It will be helpful to explain certain logistics of the presentation. Symbols are defined when first introduced but for ease of reference are also collected in a list at the start of the book. As concerns units, where there is complete freedom of choice the metric system is preferred; since, however, much use continues to be made of imperial units, particularly in the USA, I have also employed these units freely in numerical examples, sometimes giving both. Again there are tables at the start defining primary and derived units and listing the conversion factors. Lastly, on the question of references, these are numbered in each chapter and listed at the end of the chapter in the usual way. Exception is made, however, in the case of six standard textbooks, which are referred to repeatedly, usually for further information on a topic where the present short treatment is deemed to have gone far enough. The books are:
1. Bramwell, A. R.S. (1976) Helicopter Dynamics, Edward Arnold.

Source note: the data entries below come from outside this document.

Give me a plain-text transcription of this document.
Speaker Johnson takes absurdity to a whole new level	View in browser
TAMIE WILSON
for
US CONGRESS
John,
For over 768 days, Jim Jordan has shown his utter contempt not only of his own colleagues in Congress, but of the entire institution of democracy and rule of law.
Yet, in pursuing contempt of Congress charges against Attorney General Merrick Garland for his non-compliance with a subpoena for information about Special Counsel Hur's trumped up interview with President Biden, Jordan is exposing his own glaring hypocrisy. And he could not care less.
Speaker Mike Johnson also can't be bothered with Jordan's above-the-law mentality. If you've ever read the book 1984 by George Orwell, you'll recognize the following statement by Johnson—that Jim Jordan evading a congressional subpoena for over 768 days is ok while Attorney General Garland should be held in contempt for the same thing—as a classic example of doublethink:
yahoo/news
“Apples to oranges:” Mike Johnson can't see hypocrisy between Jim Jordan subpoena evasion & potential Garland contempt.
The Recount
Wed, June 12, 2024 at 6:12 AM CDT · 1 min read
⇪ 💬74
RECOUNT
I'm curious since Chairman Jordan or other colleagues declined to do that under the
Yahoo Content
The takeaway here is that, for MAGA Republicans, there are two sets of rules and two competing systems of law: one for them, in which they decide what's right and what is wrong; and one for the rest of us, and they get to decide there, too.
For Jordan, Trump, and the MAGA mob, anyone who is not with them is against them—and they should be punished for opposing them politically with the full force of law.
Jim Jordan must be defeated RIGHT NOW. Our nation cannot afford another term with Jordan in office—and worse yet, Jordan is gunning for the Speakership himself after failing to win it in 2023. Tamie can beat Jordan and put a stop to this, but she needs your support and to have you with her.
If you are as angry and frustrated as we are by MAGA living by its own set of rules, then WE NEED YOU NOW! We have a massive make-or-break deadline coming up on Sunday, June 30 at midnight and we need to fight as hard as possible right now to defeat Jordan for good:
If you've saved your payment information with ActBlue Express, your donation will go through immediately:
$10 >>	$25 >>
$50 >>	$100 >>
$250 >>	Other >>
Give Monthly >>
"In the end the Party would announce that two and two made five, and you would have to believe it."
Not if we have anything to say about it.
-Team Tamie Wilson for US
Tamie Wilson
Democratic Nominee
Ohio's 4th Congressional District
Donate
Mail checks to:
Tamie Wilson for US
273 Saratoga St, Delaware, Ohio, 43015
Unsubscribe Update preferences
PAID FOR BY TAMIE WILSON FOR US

2. Johnson, W. (1980) Helicopter Theory, Princeton University Press.
3. Stepniewski, W. Z. and Keys, C. N. (1984) Rotary-wing Aerodynamics, Vols I and II, Dover.
4. Leishman, J. G. (2006) Principles of Helicopter Aerodynamics, 2nd edn, Cambridge Aerospace Series, Cambridge University Press.
5. Padfield, G. D. (2007) Helicopter Flight Dynamics: The Theory and Application of Flying Qualities and Simulation Modelling, 2nd edn, Blackwell.
6. Cooke. A and Fitzpatrick, E. (2002) Helicopter Test and Evaluation, Blackwell.
In the texts, these are called upon by author’s name and no further reference is given.
With this brief introduction we are poised to move into the main treatment of our subject. Finally I would like to mention the following text, which is a source of valuable historical information on helicopters – Boyne, Walter J., Lopez, Donald S. (1984) Vertical Flight – The Age of the Helicopter, Smithsonian Institution Press.
Reference 1. Jones, J. P. (1973) The rotor and its future. Aero. J., 751, 77.